Web Security + Biometrics

Research groups/keywords: 

Web Security

Chrome is as of today the most used web browser in the world. Chrome, as well as many other browser vendors like Opera, Brave or Vivaldi are based on Chromium, an open-sourced web browser developed by Google. Recently, Microsoft moved to adopt Chromium as the basis for Edge Chromium, the future of its web browser still under development. Brave, on the contrary is a browser created in 2016 to fight against privacy and more concretely against user tracking on Internet. Given its widespread use, around 75\% of the desktop users on Internet, the security of Chromium is paramount. 

Browser extensions are third party applications, usually developed by software developers who do not have any link with Chrome, and they are a very powerful way of enriching the browser experience of the user. The way the extensions are distributed is by using the Chrome Web Store, which is a central repository managed by Google. As some "googlers" recently claimed, approximately 10% of the browser extensions stored between 2012 and 2015 in the Web Store were classified as malware and deleted from the repository. Despite the many attempts done to improve the security and privacy of browser extensions, vulnerabilities still abound. Actually, despite Google's effort to improve its security and privacy, the installation of browser extensions might also be done by using external repositories, or installed through other methods such as visiting sites with capabilities to execute code in the user's machine, by clicking some banners or just by installing desktop applications. 

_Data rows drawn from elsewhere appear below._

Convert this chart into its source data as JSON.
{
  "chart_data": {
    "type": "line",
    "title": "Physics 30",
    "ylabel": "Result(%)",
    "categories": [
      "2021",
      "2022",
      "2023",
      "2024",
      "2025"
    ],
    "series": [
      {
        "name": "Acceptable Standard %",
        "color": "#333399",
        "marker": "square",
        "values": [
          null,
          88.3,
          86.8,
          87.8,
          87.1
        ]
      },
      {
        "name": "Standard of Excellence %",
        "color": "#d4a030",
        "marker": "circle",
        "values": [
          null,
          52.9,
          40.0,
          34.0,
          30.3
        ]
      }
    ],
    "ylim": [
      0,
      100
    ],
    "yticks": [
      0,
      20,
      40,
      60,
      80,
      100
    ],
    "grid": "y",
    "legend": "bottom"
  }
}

Different projects can be offered on this line so do not hesitate to contact me for further details. 


In the last years, a new way of generating and distributing secret tokens based on the heart signal has gained more and more popularity among security researchers. It can be seen how since the first paper appeared in 2004, proposing that the heart signal might be applied to cryptography, several proposals have been published in the literature. 

In brief, the heart signal---which is a continuous signal---is gathered by some sensors, and it is transformed into a discrete signal. This process is known as "quantization". While the first algorithm was introduced by Bao et al. and later improved by Xu et al. in 2011, the most common one was proposed by Rostami et al. two years later based on the previous ones. After then, many authors have used such quantization algorithm or a slight modification of it to extract a subset of the LSB from each IPI (ie, time interval between two R-peaks or heartbeats) due to its claimed entropy property.